In 1932 it was vandalized by a madman.

With reference to the Musée d'Orsay, the partial provenance of the work is as follows; although some events are missing, such as the Brussels show in 1874:
- 1860 – owned by Belgian landscape painter Victor de Papeleu who bought it for 1,000 francs;
- 1860 – owned by Alfred Stevens, who paid 2,500 fr.;
- 1860 – owned by Jules Van Praët, Brussels;
- 1864 – Paul Tesse obtained it by exchanging it for La Grande bergère (Shepherdess and flock) by Millet;
- 1865 – owned by Emile Gavet, Paris;
- By 1881, collection John Waterloo Wilson, avenue Hoche, Paris; his sale at hôtel Drouot, 16 March 1881;
- 16 March 1881, Eugène Secrétan, a French art collector and copper industrialist who donated copper for the Statue of Liberty, bidding against M. Dofœr, for 168,000 fr., with fees;
- Secrétan sale (63), 1 July 1889, galerie Sedelmeyer, Paris – bidding war between the Louvre (Antonin Proust) and the American Art Association; James F. Sutton drives the sale price to 553,000 francs;
- 1889 – 1890, collection American Art Association, New York; sale 1890 to the Paris collector and philanthropist, Hippolyte François Alfred Chauchard (1821–1909), for 750,000 fr.;
- 1890 – 1909, collection Alfred Chauchard;
- 1909: Chauchard bequest of 1906 to the French State; formally accepted 15 January 1910 into the permanent collection of the musée du Louvre, Paris;
- 1986 – transferred to the permanent collection of musée d'Orsay, Paris.

==Legacy==
A month after the Secretan sale, The Gleaners was sold for 300,000 francs, and the contrast between the auction prices of Millet's paintings on the art market and the value of Millet's estate for his surviving family led to the droit de suite (French for "right to follow"), a French law that compensates artists or their heirs when artworks are resold.

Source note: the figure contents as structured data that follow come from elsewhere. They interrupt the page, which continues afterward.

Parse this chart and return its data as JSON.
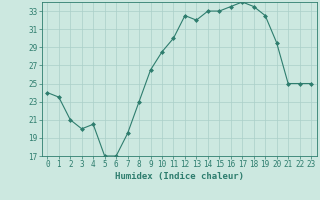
{
  "x": [
    0,
    1,
    2,
    3,
    4,
    5,
    6,
    7,
    8,
    9,
    10,
    11,
    12,
    13,
    14,
    15,
    16,
    17,
    18,
    19,
    20,
    21,
    22,
    23
  ],
  "y": [
    24,
    23.5,
    21,
    20,
    20.5,
    17,
    17,
    19.5,
    23,
    26.5,
    28.5,
    30,
    32.5,
    32,
    33,
    33,
    33.5,
    34,
    33.5,
    32.5,
    29.5,
    25,
    25,
    25
  ],
  "line_color": "#2e7d6e",
  "marker": "D",
  "marker_size": 2,
  "bg_color": "#cce8e0",
  "grid_color": "#aacfc8",
  "xlabel": "Humidex (Indice chaleur)",
  "ylim": [
    17,
    34
  ],
  "xlim": [
    -0.5,
    23.5
  ],
  "yticks": [
    17,
    19,
    21,
    23,
    25,
    27,
    29,
    31,
    33
  ],
  "xticks": [
    0,
    1,
    2,
    3,
    4,
    5,
    6,
    7,
    8,
    9,
    10,
    11,
    12,
    13,
    14,
    15,
    16,
    17,
    18,
    19,
    20,
    21,
    22,
    23
  ],
  "tick_color": "#2e7d6e",
  "tick_fontsize": 5.5,
  "xlabel_fontsize": 6.5,
  "axis_color": "#2e7d6e"
}
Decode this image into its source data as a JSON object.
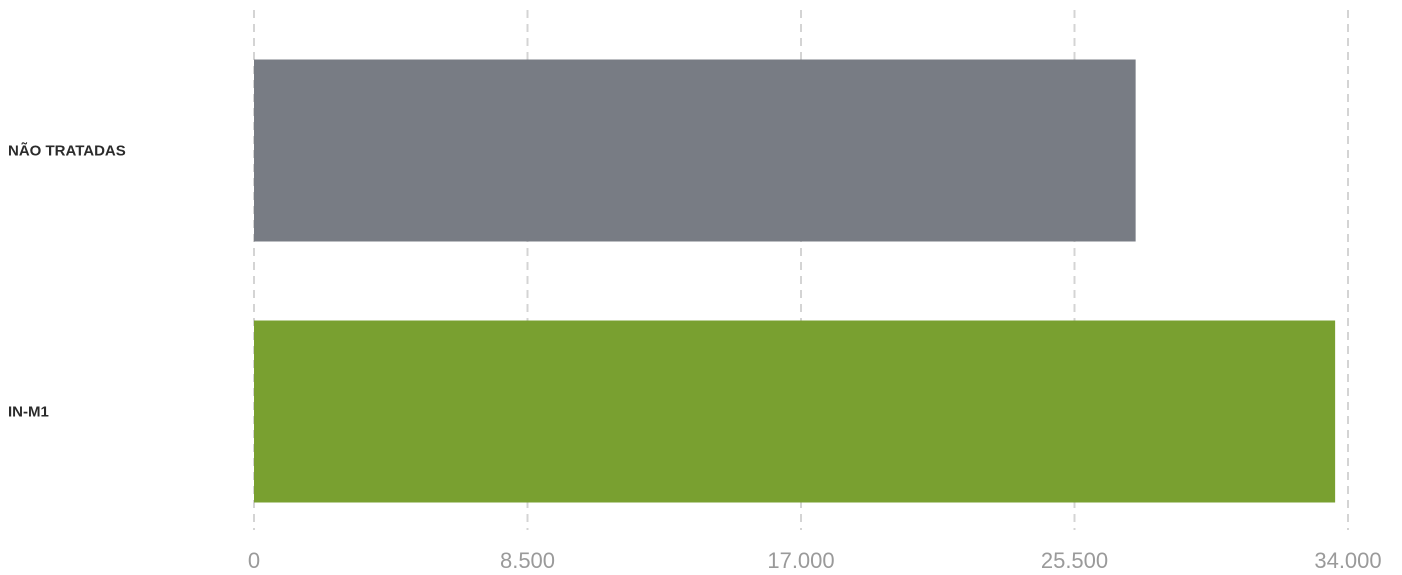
{
  "chart_data": {
    "type": "bar",
    "orientation": "horizontal",
    "categories": [
      "NÃO TRATADAS",
      "IN-M1"
    ],
    "values": [
      27400,
      33600
    ],
    "colors": [
      "#787c84",
      "#79a030"
    ],
    "xlim": [
      0,
      34000
    ],
    "xticks": [
      "0",
      "8.500",
      "17.000",
      "25.500",
      "34.000"
    ],
    "xtick_values": [
      0,
      8500,
      17000,
      25500,
      34000
    ],
    "grid": "vertical-dashed",
    "title": "",
    "xlabel": "",
    "ylabel": ""
  }
}
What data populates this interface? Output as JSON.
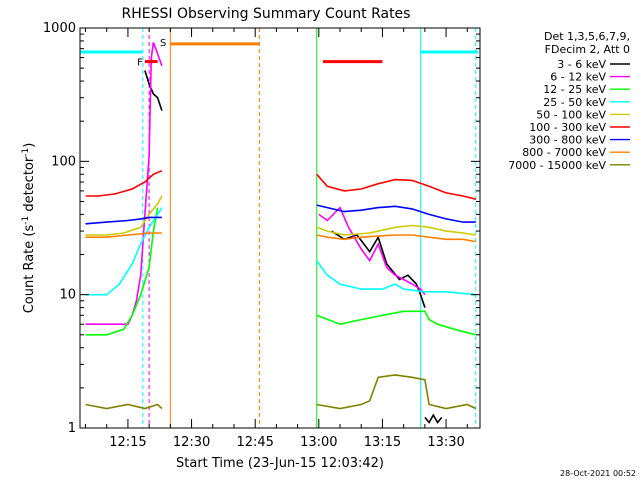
{
  "chart_data": {
    "type": "line",
    "title": "RHESSI Observing Summary Count Rates",
    "xlabel": "Start Time (23-Jun-15 12:03:42)",
    "ylabel_main": "Count Rate (s",
    "ylabel_sup1": "-1",
    "ylabel_mid": " detector",
    "ylabel_sup2": "-1",
    "ylabel_end": ")",
    "yscale": "log",
    "ylim": [
      1,
      1000
    ],
    "xlim_min": [
      3.7,
      98.0
    ],
    "yticks": [
      {
        "value": 1,
        "label": "1"
      },
      {
        "value": 10,
        "label": "10"
      },
      {
        "value": 100,
        "label": "100"
      },
      {
        "value": 1000,
        "label": "1000"
      }
    ],
    "xticks": [
      {
        "value": 15,
        "label": "12:15"
      },
      {
        "value": 30,
        "label": "12:30"
      },
      {
        "value": 45,
        "label": "12:45"
      },
      {
        "value": 60,
        "label": "13:00"
      },
      {
        "value": 75,
        "label": "13:15"
      },
      {
        "value": 90,
        "label": "13:30"
      }
    ],
    "timestamp": "28-Oct-2021 00:52",
    "legend_header": [
      "Det 1,3,5,6,7,9,",
      "FDecim 2, Att 0"
    ],
    "series": [
      {
        "name": "3 - 6 keV",
        "color": "#000000",
        "segments": [
          [
            [
              19,
              480
            ],
            [
              20,
              380
            ],
            [
              21,
              320
            ],
            [
              22,
              300
            ],
            [
              23,
              240
            ]
          ],
          [
            [
              63,
              30
            ],
            [
              66,
              26
            ],
            [
              69,
              28
            ],
            [
              72,
              21
            ],
            [
              74,
              27
            ],
            [
              76,
              17
            ],
            [
              79,
              13
            ],
            [
              81,
              14
            ],
            [
              83,
              12
            ],
            [
              84,
              10
            ],
            [
              85,
              8
            ]
          ],
          [
            [
              85,
              1.2
            ],
            [
              86,
              1.1
            ],
            [
              87,
              1.25
            ],
            [
              88,
              1.1
            ],
            [
              89,
              1.2
            ]
          ]
        ]
      },
      {
        "name": "6 - 12 keV",
        "color": "#ff00ff",
        "segments": [
          [
            [
              5,
              6
            ],
            [
              10,
              6
            ],
            [
              15,
              6
            ],
            [
              16,
              7
            ],
            [
              17,
              9
            ],
            [
              18,
              14
            ],
            [
              19,
              40
            ],
            [
              20,
              110
            ],
            [
              20.5,
              600
            ],
            [
              21,
              780
            ],
            [
              22,
              640
            ],
            [
              23,
              520
            ]
          ],
          [
            [
              60,
              40
            ],
            [
              62,
              36
            ],
            [
              65,
              45
            ],
            [
              67,
              32
            ],
            [
              70,
              22
            ],
            [
              72,
              18
            ],
            [
              74,
              24
            ],
            [
              76,
              16
            ],
            [
              78,
              14
            ],
            [
              80,
              13
            ],
            [
              82,
              12
            ],
            [
              84,
              11
            ],
            [
              85,
              10
            ]
          ]
        ]
      },
      {
        "name": "12 - 25 keV",
        "color": "#00ff00",
        "segments": [
          [
            [
              5,
              5
            ],
            [
              10,
              5
            ],
            [
              14,
              5.5
            ],
            [
              16,
              7
            ],
            [
              18,
              10
            ],
            [
              20,
              16
            ],
            [
              21,
              30
            ],
            [
              22,
              45
            ]
          ],
          [
            [
              59.5,
              7
            ],
            [
              65,
              6
            ],
            [
              70,
              6.5
            ],
            [
              75,
              7
            ],
            [
              80,
              7.5
            ],
            [
              85,
              7.5
            ],
            [
              86,
              6.5
            ],
            [
              88,
              6
            ],
            [
              92,
              5.5
            ],
            [
              97,
              5
            ]
          ]
        ]
      },
      {
        "name": "25 - 50 keV",
        "color": "#00ffff",
        "segments": [
          [
            [
              5,
              10
            ],
            [
              10,
              10
            ],
            [
              13,
              12
            ],
            [
              16,
              17
            ],
            [
              18,
              24
            ],
            [
              20,
              32
            ],
            [
              22,
              40
            ],
            [
              23,
              45
            ]
          ],
          [
            [
              59.5,
              18
            ],
            [
              62,
              14
            ],
            [
              65,
              12
            ],
            [
              70,
              11
            ],
            [
              75,
              11
            ],
            [
              78,
              12
            ],
            [
              80,
              11
            ],
            [
              85,
              10.5
            ],
            [
              90,
              10.5
            ],
            [
              97,
              10
            ]
          ]
        ]
      },
      {
        "name": "50 - 100 keV",
        "color": "#cccc00",
        "segments": [
          [
            [
              5,
              28
            ],
            [
              10,
              28
            ],
            [
              14,
              29
            ],
            [
              18,
              32
            ],
            [
              20,
              40
            ],
            [
              22,
              48
            ],
            [
              23,
              55
            ]
          ],
          [
            [
              59.5,
              32
            ],
            [
              62,
              30
            ],
            [
              66,
              28
            ],
            [
              72,
              29
            ],
            [
              78,
              32
            ],
            [
              82,
              33
            ],
            [
              86,
              32
            ],
            [
              90,
              30
            ],
            [
              94,
              29
            ],
            [
              97,
              28
            ]
          ]
        ]
      },
      {
        "name": "100 - 300 keV",
        "color": "#ff0000",
        "segments": [
          [
            [
              5,
              55
            ],
            [
              8,
              55
            ],
            [
              12,
              57
            ],
            [
              16,
              62
            ],
            [
              19,
              70
            ],
            [
              21,
              80
            ],
            [
              23,
              85
            ]
          ],
          [
            [
              59.5,
              80
            ],
            [
              62,
              65
            ],
            [
              66,
              60
            ],
            [
              70,
              62
            ],
            [
              74,
              68
            ],
            [
              78,
              73
            ],
            [
              82,
              72
            ],
            [
              86,
              65
            ],
            [
              90,
              58
            ],
            [
              94,
              55
            ],
            [
              97,
              52
            ]
          ]
        ]
      },
      {
        "name": "300 - 800 keV",
        "color": "#0000ff",
        "segments": [
          [
            [
              5,
              34
            ],
            [
              10,
              35
            ],
            [
              15,
              36
            ],
            [
              18,
              37
            ],
            [
              20,
              38
            ],
            [
              23,
              38
            ]
          ],
          [
            [
              59.5,
              47
            ],
            [
              62,
              45
            ],
            [
              66,
              42
            ],
            [
              70,
              43
            ],
            [
              74,
              45
            ],
            [
              78,
              46
            ],
            [
              82,
              44
            ],
            [
              86,
              40
            ],
            [
              90,
              37
            ],
            [
              94,
              35
            ],
            [
              97,
              35
            ]
          ]
        ]
      },
      {
        "name": "800 - 7000 keV",
        "color": "#ff8000",
        "segments": [
          [
            [
              5,
              27
            ],
            [
              10,
              27
            ],
            [
              15,
              28
            ],
            [
              20,
              29
            ],
            [
              23,
              29
            ]
          ],
          [
            [
              59.5,
              28
            ],
            [
              62,
              27
            ],
            [
              66,
              26
            ],
            [
              70,
              27
            ],
            [
              74,
              27.5
            ],
            [
              78,
              28
            ],
            [
              82,
              28
            ],
            [
              86,
              27
            ],
            [
              90,
              26
            ],
            [
              94,
              26
            ],
            [
              97,
              25
            ]
          ]
        ]
      },
      {
        "name": "7000 - 15000 keV",
        "color": "#808000",
        "segments": [
          [
            [
              5,
              1.5
            ],
            [
              10,
              1.4
            ],
            [
              15,
              1.5
            ],
            [
              19,
              1.4
            ],
            [
              22,
              1.5
            ],
            [
              23,
              1.4
            ]
          ],
          [
            [
              59.5,
              1.5
            ],
            [
              65,
              1.4
            ],
            [
              70,
              1.5
            ],
            [
              72,
              1.6
            ],
            [
              74,
              2.4
            ],
            [
              78,
              2.5
            ],
            [
              82,
              2.4
            ],
            [
              85,
              2.3
            ],
            [
              86,
              1.5
            ],
            [
              90,
              1.4
            ],
            [
              95,
              1.5
            ],
            [
              97,
              1.4
            ]
          ]
        ]
      }
    ],
    "annotations": {
      "orange_bar": {
        "label": "S",
        "color": "#ff8000",
        "x_range": [
          25,
          46
        ],
        "y": 760
      },
      "red_bar": {
        "x_range": [
          61,
          75
        ],
        "y": 560,
        "color": "#ff0000"
      },
      "flare_marker": {
        "label": "F",
        "x_range": [
          19,
          22
        ],
        "y": 560,
        "color": "#ff0000"
      },
      "cyan_bar_left": {
        "x_range": [
          3.7,
          18.5
        ],
        "y": 660,
        "color": "#00ffff"
      },
      "cyan_bar_right": {
        "x_range": [
          84,
          97.5
        ],
        "y": 660,
        "color": "#00ffff"
      },
      "vlines": [
        {
          "x": 18.5,
          "color": "#00ffff",
          "style": "dashed"
        },
        {
          "x": 20,
          "color": "#ff00ff",
          "style": "dashed"
        },
        {
          "x": 25,
          "color": "#ff8000",
          "style": "solid"
        },
        {
          "x": 46,
          "color": "#ff8000",
          "style": "dashed"
        },
        {
          "x": 84,
          "color": "#00ffff",
          "style": "solid"
        },
        {
          "x": 97,
          "color": "#00ffff",
          "style": "dashed"
        },
        {
          "x": 59.5,
          "color": "#00ff00",
          "style": "solid"
        }
      ]
    }
  }
}
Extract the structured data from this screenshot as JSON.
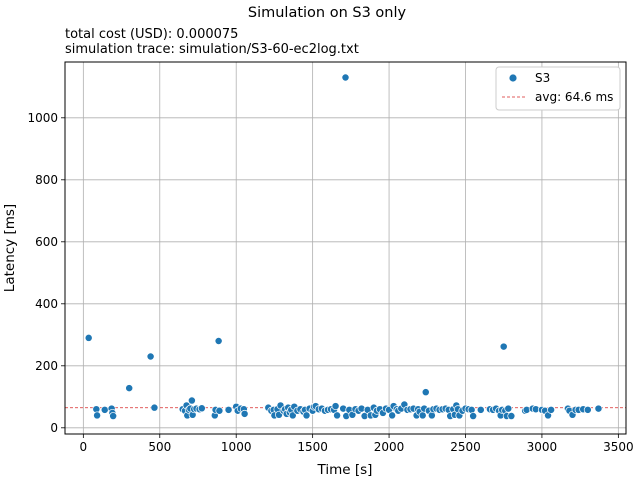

The imagery of The Angelus with peasants praying was a popular sentimental 19th-century religious subject. Generations later, Salvador Dalí had seen a reproduction of it on the wall of his childhood school and claimed to have been spooked by the painting. He felt the basket looked like the coffin of a child and the woman looked like a praying mantis. He was inspired to create his paranoiac-critical paintings The Architectonic Angelus of Millet and Gala and the Angelus of Millet Preceding the Imminent Arrival of the Conical Anamorphoses in 1933. These were followed two years later by a similar pair of paintings which included a partial reproduction of Millet's The Angelus, called The Angelus of Gala and Archaeological Reminiscence of Millet's Angelus. In 1938, he published a book Le Mythe tragique de l'Angélus de Millet.